Create ideas using: Invent a Complementary Product
How do I know if a complementary product is worth creating?
Look for the friction around your main product. What do people need right before, during, or after using it? What adjacent problem keeps coming up? If customers are already hacking together solutions or buying third-party add-ons, that's your answer. Don't invent for the sake of having more SKUs. Invent because there's a real gap.
Won't creating a complementary product just dilute our focus?
Only if you're doing it wrong. A complementary product should make your core offering better, not compete for resources and attention. Think ecosystem, not distraction. Apple makes cases and chargers because they enhance the iPhone experience. That's strategic. Random product extensions that don't connect? That's just greed disguised as innovation.

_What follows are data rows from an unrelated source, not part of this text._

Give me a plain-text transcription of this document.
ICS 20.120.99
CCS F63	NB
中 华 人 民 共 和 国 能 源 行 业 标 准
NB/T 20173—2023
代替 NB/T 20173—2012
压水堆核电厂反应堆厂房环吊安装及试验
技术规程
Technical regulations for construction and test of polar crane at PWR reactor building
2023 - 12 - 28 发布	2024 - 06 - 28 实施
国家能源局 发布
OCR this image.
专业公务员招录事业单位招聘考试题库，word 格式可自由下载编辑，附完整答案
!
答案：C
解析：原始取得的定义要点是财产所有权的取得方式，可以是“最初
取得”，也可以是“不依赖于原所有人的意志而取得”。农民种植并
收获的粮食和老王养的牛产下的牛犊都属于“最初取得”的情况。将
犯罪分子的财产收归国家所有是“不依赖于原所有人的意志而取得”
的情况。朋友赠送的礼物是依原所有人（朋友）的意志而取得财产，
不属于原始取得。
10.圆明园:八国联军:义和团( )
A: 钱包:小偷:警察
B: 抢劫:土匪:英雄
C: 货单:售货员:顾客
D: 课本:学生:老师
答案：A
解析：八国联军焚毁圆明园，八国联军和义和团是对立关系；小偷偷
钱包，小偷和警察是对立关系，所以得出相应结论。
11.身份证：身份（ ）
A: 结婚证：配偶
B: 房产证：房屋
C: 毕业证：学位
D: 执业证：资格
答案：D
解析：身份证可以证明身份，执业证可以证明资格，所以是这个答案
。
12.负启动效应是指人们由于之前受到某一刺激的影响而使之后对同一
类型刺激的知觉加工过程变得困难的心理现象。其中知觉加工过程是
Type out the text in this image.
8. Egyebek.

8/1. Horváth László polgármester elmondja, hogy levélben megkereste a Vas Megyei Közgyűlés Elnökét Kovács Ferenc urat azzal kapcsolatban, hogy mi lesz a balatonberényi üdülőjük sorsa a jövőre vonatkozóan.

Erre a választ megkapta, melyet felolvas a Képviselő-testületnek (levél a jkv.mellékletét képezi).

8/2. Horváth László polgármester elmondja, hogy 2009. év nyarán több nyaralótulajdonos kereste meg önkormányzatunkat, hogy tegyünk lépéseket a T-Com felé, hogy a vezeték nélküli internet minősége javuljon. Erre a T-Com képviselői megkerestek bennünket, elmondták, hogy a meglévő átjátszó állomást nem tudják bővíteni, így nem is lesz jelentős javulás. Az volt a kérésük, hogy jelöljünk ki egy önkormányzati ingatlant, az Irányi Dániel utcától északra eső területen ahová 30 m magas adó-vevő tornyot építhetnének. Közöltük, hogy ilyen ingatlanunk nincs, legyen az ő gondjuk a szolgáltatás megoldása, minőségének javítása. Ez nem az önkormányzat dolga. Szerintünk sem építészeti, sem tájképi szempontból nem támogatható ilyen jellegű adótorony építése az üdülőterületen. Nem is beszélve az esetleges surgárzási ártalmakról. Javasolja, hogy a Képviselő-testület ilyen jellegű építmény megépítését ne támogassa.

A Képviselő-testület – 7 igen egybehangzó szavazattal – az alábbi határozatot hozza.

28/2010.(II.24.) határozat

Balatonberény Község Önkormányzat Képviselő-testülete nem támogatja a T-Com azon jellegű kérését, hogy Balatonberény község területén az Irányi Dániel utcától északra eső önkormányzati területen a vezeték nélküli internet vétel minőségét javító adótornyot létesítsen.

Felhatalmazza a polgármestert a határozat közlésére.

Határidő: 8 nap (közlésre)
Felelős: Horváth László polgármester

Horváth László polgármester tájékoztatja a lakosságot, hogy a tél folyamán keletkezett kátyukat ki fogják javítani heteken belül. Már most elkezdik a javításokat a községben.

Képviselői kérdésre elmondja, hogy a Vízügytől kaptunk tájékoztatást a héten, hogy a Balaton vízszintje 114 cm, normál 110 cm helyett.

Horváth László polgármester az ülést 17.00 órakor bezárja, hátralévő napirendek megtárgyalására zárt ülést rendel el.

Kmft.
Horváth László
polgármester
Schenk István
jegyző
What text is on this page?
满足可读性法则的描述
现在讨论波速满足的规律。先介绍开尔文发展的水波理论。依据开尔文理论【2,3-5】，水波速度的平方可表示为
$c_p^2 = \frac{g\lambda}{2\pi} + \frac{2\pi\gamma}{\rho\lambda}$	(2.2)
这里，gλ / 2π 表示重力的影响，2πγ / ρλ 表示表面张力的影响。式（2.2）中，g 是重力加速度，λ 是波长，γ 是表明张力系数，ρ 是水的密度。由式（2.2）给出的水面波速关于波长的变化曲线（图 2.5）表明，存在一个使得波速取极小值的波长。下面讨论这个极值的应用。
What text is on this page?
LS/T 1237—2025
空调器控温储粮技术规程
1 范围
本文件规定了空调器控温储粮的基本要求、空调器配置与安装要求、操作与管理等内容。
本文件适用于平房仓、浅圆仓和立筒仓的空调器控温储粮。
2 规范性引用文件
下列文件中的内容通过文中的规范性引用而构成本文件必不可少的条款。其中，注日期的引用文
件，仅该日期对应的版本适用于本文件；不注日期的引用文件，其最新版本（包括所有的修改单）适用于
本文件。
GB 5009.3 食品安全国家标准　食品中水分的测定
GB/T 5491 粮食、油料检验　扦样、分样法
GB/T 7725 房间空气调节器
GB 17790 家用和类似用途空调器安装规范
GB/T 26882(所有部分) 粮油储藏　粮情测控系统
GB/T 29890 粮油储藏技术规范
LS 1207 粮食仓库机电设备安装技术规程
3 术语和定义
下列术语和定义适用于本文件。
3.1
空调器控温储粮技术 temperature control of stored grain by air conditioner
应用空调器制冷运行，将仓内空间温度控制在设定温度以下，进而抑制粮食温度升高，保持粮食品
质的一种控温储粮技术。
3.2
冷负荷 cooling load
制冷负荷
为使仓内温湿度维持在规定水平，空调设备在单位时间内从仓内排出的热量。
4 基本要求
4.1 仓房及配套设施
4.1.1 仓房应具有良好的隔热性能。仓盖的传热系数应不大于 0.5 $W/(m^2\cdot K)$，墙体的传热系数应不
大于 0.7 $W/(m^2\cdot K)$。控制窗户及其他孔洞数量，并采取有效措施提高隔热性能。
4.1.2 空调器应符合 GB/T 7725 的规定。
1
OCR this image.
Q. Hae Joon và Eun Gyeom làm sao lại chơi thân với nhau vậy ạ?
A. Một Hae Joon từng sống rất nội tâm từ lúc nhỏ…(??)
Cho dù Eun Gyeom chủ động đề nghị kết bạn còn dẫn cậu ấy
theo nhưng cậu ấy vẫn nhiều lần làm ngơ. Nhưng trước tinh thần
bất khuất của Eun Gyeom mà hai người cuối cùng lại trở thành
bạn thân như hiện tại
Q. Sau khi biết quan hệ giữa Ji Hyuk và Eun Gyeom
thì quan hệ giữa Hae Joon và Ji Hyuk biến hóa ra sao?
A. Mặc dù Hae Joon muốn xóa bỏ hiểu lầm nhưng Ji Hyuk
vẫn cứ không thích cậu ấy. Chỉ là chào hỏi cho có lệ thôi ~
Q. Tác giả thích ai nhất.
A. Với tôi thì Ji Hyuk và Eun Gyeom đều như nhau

Example: How it could look
A standing desk company doesn't just sell desks--they create a balance board designed specifically for their desk heights, a cable management system that clips into their design, and a mobile app that reminds you to alternate between sitting and standing. Each product makes the desk work better. None would exist without the core offering.
Or like this:
Why is Invent a Complementary Product a great technique?
Complementary products create an ecosystem that increases customer lifetime value while solving real adjacent problems.
Captures more value from existing customers
Solves problems competitors ignore
Creates switching costs through ecosystem lock-in
Shows deep understanding of customer journey
When done right, complementary products make your main offering indispensable by completing the experience. You're not just selling more stuff--you're removing friction and creating a complete solution. That builds loyalty and increases the cost of switching to competitors.
! When not to use the Invent a Complementary Product Technique
When you're just trying to upsell random crap that doesn't genuinely enhance the main product. Customers see through that immediately.